FIG. 7 shows a cathode ray tube which is particularly advantageous for applying the invention. An additional coil 81 for generating an alternating magnetic field is provided in front of the deflection unit so as to surround the neck. Such a coil may be, for example, a scanning velocity modulation coil. When such additional magnetic fields are used, the eddy currents in the centering cup become significantly stronger and these eddy currents can be significantly reduced using the centering cup described above.

[Brief description of drawings]

FIG. 1 is a vertical sectional view of a color cathode ray tube (display tube) according to the present invention.

FIG. 2 is a perspective view of an electron gun used in the color display tube of FIG.

FIG. 3 is a perspective view of a centering cup having no slit.

FIG. 4A is a side view of a centering cup having a slit.

FIG. 4B is a top view of the centering cup of FIG. 4A.

FIG. 4C is a perspective view of the centering cup of FIG. 4A.

FIG. 5A is a side view of another centering cup having a slit.

5B is a top view of the centering cup of FIG. 5A.

FIG. 5C is a perspective view of the centering cup of FIG. 5A.

6A is a graph of the convergence error of a cathode ray tube with a 13 mm long centering cup having the slit of FIG. 4. FIG.

FIG. 6B is a graph of the convergence error for a cathode ray tube with a 13 mm long centering cup without slits.

FIG. 6C is a graph of convergence error of a cathode ray tube having a conventional centering cup with a length of 6.5 mm.
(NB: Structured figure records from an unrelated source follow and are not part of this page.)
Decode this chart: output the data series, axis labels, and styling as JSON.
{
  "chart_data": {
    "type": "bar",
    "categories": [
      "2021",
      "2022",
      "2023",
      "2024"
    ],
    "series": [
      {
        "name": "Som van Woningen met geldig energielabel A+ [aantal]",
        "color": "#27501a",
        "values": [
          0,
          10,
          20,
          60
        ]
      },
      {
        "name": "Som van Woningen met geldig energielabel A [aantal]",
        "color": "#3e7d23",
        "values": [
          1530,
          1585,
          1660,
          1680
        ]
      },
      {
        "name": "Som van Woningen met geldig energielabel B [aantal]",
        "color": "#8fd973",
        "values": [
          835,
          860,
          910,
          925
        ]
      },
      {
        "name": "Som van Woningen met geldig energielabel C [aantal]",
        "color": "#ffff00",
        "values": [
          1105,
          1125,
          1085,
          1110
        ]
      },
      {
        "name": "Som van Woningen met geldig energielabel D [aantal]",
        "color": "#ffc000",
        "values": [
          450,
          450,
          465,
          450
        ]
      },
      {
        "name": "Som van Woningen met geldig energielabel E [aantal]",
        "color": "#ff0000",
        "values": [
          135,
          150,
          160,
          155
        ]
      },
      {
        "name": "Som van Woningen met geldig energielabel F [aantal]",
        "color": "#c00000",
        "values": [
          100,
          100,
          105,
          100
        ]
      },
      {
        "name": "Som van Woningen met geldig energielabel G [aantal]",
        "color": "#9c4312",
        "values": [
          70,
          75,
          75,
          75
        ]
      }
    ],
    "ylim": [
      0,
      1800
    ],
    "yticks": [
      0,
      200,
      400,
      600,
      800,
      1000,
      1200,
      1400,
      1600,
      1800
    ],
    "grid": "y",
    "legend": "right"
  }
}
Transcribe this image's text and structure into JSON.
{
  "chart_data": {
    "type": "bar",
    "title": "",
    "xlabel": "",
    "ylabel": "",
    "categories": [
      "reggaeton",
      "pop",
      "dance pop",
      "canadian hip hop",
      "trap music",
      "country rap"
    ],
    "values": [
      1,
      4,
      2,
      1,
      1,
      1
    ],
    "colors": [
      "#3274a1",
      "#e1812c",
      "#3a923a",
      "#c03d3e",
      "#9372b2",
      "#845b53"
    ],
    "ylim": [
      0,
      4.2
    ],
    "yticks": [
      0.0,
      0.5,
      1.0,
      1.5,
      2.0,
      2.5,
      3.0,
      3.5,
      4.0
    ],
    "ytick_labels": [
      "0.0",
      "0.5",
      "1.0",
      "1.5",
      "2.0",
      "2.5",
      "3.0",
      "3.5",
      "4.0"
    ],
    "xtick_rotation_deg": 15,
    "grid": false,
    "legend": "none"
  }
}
FIG. 7 is a longitudinal sectional view of another embodiment of the color cathode ray tube having an additional coil in front of the deflection unit.

[Procedure amendment]

[Submission date] March 7, 2002 (2002.3.7)

[Procedure Amendment 1]

[Document name to be corrected] Drawing

[Name of item to be corrected] Figure 7

[Correction method] Change

[Contents of correction]

[Figure 7]

─────────────────────────────────────────────────── ─── Continued front page    (72) Inventor Ronald van der Wilk             Netherlands 5656 aer ind             Fenprof Holstraan 6 F-term (reference) 5C041 AA03 AB15

Claims (7)

[Claims] 1. A display screen, an electron gun for generating three electron beams directed in a direction toward the display screen, and a magnetic field for deflecting these electron beams in the first direction in the first direction. A color cathode ray tube having a deflecting means for generating the electron gun, wherein the electron gun has a first portion provided with a central hole and two outer holes for passing the three electron beams; A centering cup having a second part extending in a direction towards the display screen for avoiding, the centering cup being provided with a slit for reducing the effect of eddy currents. The centering cup has a first bridging portion and a second bridging portion that form the slit between the first portion and the second portion, and A first line drawn between the first end of the bridging part and the first end of the second bridging part has a second end of the first bridging part and the second bridge. It intersects with a second line drawn between it and the second end of the tangled portion, and the bisectors of these intersecting lines are substantially parallel to the first direction. A color cathode ray tube characterized in that 2. The color cathode ray tube according to claim 1, wherein the first portion includes a plate provided with the central hole and the two outer holes, and the slit is provided with respect to the plate. Is a color cathode ray tube characterized by being substantially parallel to each other. 3. The color cathode ray tube according to claim 1, wherein the length of the slit is at least 50% of the diameter of the centering cup. 4. The color cathode ray tube according to claim 1, wherein the second portion has a symmetrical circular jacket. 5. The color cathode ray tube according to claim 1, wherein the first portion and the second portion each have a symmetrical circular jacket. 6. The color cathode ray tube according to claim 1, wherein the centering cup is provided with a ring having a ferromagnetic material. 7. The color cathode ray tube according to claim 1, wherein the slit has a thickness of about 0.
A color cathode ray tube having a width of 1 mm.